Baha’u’llah then restates the principle by saying that we must not complain or rejoice about the conditions of the world – be they good or bad. Instead, we should always look to God. This is because the circumstances of our lives are unstable and will change when we die. Baha’u’llah says that the people who glory in their worldly situation are heedless and that it is negligence that leads them to concern themselves with such things.
Baha’u’llah comments on how the principle of detachment will impact on the way people will be governed in future. He explains that, when humanity matures, people will be unwilling to hold autocratic rule or to govern alone. People will be motivated by reason rather than power, and will agree to rule only on a consultative basis and for the purpose of serving the Cause.
Baha’u’llah restates the detachment principle again in a slightly different way. He points out that our lives are fleeting and, when we die, we are returned to dust. Those who see the eternal spiritual home do not desire anything of this world, choosing instead to focus and rely wholly on God and be content with what God decrees.
Baha’u’llah consoles Salman over his disappointment at not being able to visit Baha’u’llah.
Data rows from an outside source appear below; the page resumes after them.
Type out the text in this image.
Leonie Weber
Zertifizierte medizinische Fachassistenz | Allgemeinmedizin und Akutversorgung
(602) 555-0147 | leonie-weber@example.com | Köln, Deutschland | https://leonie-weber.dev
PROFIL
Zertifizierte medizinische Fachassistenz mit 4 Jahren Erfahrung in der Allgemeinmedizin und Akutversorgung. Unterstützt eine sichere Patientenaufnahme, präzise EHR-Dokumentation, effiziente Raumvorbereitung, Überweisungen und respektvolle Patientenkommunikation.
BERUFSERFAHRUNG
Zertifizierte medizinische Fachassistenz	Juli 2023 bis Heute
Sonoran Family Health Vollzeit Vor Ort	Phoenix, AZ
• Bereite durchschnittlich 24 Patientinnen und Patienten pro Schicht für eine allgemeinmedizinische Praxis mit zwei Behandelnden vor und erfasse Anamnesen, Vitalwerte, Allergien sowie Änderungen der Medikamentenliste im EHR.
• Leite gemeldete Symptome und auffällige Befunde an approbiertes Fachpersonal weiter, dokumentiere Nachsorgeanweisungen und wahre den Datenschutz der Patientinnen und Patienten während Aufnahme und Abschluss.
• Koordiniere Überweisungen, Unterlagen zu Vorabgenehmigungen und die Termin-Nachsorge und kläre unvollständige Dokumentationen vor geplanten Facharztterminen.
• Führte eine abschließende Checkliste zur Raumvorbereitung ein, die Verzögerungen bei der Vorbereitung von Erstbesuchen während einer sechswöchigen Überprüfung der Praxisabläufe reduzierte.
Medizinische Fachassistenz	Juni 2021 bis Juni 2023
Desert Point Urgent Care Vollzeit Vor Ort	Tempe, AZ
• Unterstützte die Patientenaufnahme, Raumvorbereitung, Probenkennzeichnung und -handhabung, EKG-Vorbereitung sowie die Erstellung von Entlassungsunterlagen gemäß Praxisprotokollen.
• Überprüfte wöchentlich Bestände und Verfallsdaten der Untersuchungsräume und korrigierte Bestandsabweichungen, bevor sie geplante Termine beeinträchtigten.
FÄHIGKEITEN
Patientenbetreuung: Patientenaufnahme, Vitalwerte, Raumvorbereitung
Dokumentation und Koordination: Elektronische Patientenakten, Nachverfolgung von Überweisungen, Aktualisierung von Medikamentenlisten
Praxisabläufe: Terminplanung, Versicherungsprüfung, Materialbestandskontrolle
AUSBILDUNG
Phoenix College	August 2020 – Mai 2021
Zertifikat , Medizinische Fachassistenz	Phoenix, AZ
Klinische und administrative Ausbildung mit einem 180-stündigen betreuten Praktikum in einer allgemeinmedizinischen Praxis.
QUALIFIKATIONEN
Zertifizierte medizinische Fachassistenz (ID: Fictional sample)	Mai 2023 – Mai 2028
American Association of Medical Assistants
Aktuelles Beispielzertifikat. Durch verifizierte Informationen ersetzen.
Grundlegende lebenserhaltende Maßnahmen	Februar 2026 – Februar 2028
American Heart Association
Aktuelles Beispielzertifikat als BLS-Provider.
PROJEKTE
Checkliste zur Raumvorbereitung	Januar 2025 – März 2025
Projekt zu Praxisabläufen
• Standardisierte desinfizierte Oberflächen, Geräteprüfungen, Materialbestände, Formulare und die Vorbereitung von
Presumably, this is a reference to the fact that, when Baha’u’llah was first sent to Akka, the authorities watched the city gates carefully to prevent the believers from getting in to see him. He advises Salman to reflect the warmth of God so that he will warm others, to walk his path to God with purity and sincerity and to ask God for help in all situations.
Baha’u’llah confirms that he is aware that the Baghdad believers have been exiled to Mosul. He thanks God for making himself and the believers prisoners, because their suffering in the path of God will be remembered for eternity. He finishes by giving Salman instructions on what to pass on to those exiled to Mosul and revealing a prayer for them.
 This comes from the biography of Shaykh Salman in Adib Taherzadeh: The Revelation of Baha’u’llah. Baghdad, 1853-63 (Oxford: George Ronald, 1974) pp 109-113. See also Abdu’l-Baha: Memorials of the Faithful, translated by Marzieh Gail (Wilmette, Illinois: Baha’i Publishing Trust, 1971) pp 13-16.
 This comes from the account of the exile of the Baghdad believers in Adib Taherzadeh: The Revelation of Baha’u’llah. Adrianople, 1863-68 (Oxford: George Ronald, 1977) pp 332-336.
Further discussion on this tablet is found in Adib Taherzadeh: The Revelation of Baha’u’llah. Akka, The Early Years, 1868-77 (Oxford: George Ronald, 1983) pp 25-26.
For a discussion on Baha’u’llah’s abolition of autocratic rule and emphasis on consultation, see Juan Cole: Modernity and the Millennium. The Genesis of the Baha’i Faith in the Nineteenth-Century Middle East (New York: Columbia University Press, 1998) pp 60-61.